(129b) Surface Plasmon Resonance Protein Binding Studies On Reactive Vapor Deposition Coatings

Authors: 
Ross, A. M., University of Michigan
Zhang, D., Washington University in St. Louis
Chang, S. L., University of Michigan, Ann Arbor
Lahann, J., University of Michigan
Xiaopei, D., University of Michigan


Biomolecular interactions with synthetic surfaces are important in diverse biomedical fields including medical device implants, microfluidic sensors, marine fouling, and tissue engineering. In the past, chemical vapor deposition (CVD) polymerization has been used to fabricate thin polymer films with robust mechanical and physical properties. Functional groups on CVD coatings serve as anchors for the immobilization of biomolecules and thus the affinity of surfaces for various proteins, antibodies, or antigens can be modulated. As a result, CVD films are well suited for use as protein/antigen-antibody sensors or in controlling the cellular microenvironment for microfluidic cell culture. However, for many of applications, it would be beneficial to understand kinetics, or time based interactions, of CVD surfaces with biomolecules as well as the extent of these interactions. Therefore a cascade of surface modifications on CVD coatings was explored using a microfluidic technique known as surface plasmon resonance (SPR). CVD films are well suited for SPR studies because in addition to their biofunctionality, they are easily attached to gold which serves as a substrate for SPR assays. In this work, we exploit protein-surface interactions in order to demonstrate the feasibility of thin film CVD surfaces, in particular a functionalized [2.2]paracyclophanes (PPXCOC2F5), as a spatially-resolved sensing array for SPR studies.

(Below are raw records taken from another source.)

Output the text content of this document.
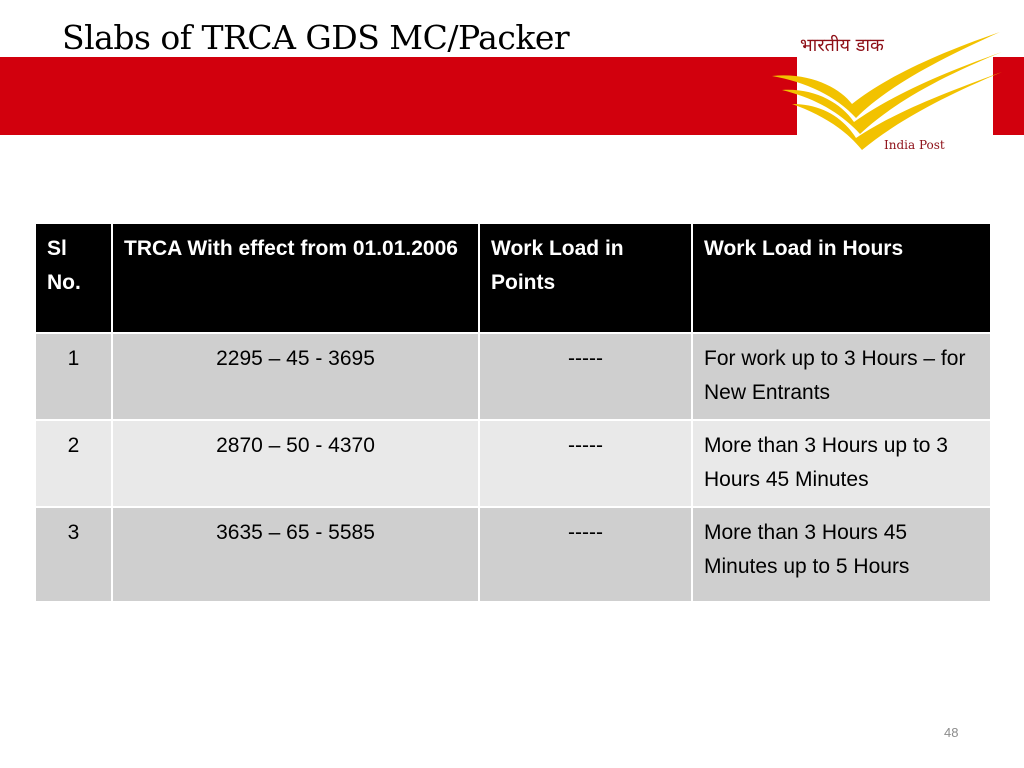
Slabs of TRCA GDS MC/Packer	भारतीय डाक
India Post
Sl No.	TRCA With effect from 01.01.2006	Work Load in Points	Work Load in Hours
1	2295 – 45 - 3695	-----	For work up to 3 Hours – for New Entrants
2	2870 – 50 - 4370	-----	More than 3 Hours up to 3 Hours 45 Minutes
3	3635 – 65 - 5585	-----	More than 3 Hours 45 Minutes up to 5 Hours
48
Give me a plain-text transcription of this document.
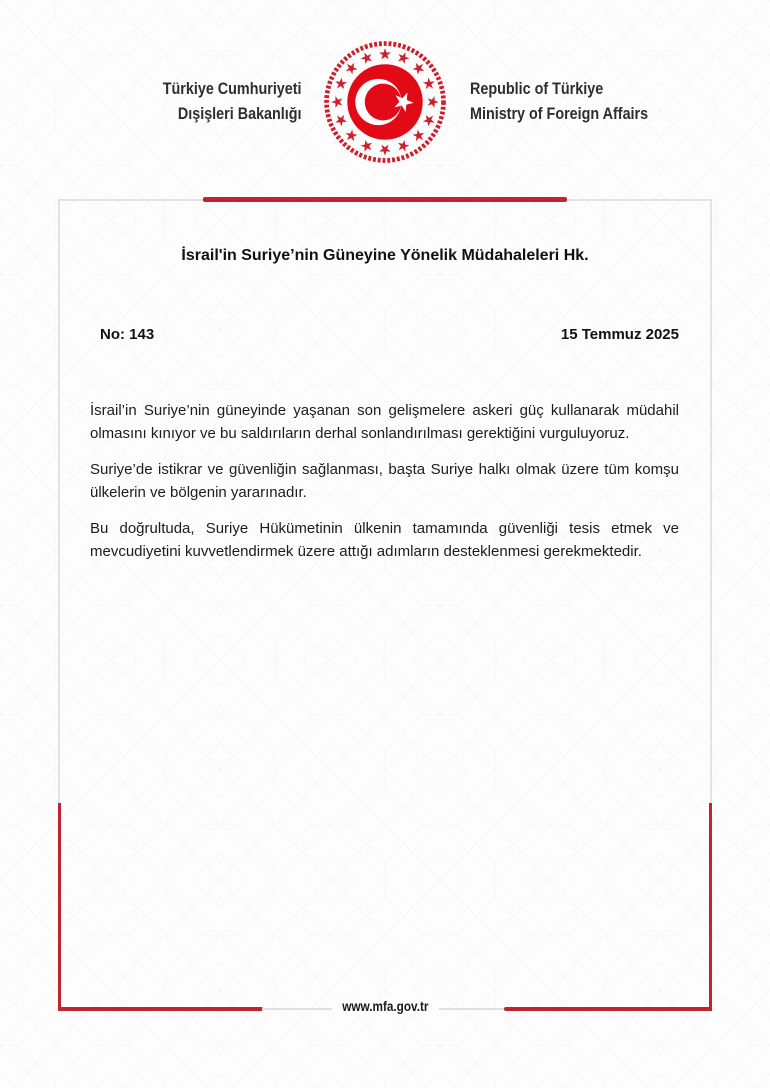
Türkiye Cumhuriyeti
Dışişleri Bakanlığı
Republic of Türkiye
Ministry of Foreign Affairs
İsrail'in Suriye’nin Güneyine Yönelik Müdahaleleri Hk.
No: 143	15 Temmuz 2025

İsrail’in Suriye’nin güneyinde yaşanan son gelişmelere askeri güç kullanarak müdahil olmasını kınıyor ve bu saldırıların derhal sonlandırılması gerektiğini vurguluyoruz.

Suriye’de istikrar ve güvenliğin sağlanması, başta Suriye halkı olmak üzere tüm komşu ülkelerin ve bölgenin yararınadır.

Bu doğrultuda, Suriye Hükümetinin ülkenin tamamında güvenliği tesis etmek ve mevcudiyetini kuvvetlendirmek üzere attığı adımların desteklenmesi gerekmektedir.

www.mfa.gov.tr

Additional analysis techniques include Fourier transform infrared spectroscopy (FTIR), electrical impedance spectroscopy (EIS), imaging ellipsometry, and fluorescence microscopy. FTIR confirmed the presence of the thin film and EIS indicated that CVD films were pin hole free. Results from imaging ellipsometry verified that films of varying thickness were created which then allowed the impact of film thickness on protein sensing to be assessed. SPR and fluorescence microscopy findings demonstrated that CVD films acted as antigen-antibody sensors and that SPR sensitivity is impacted by increasing film thickness. Potential applications of this sensing scheme include preclinical screening of drugs/pharmaceuticals.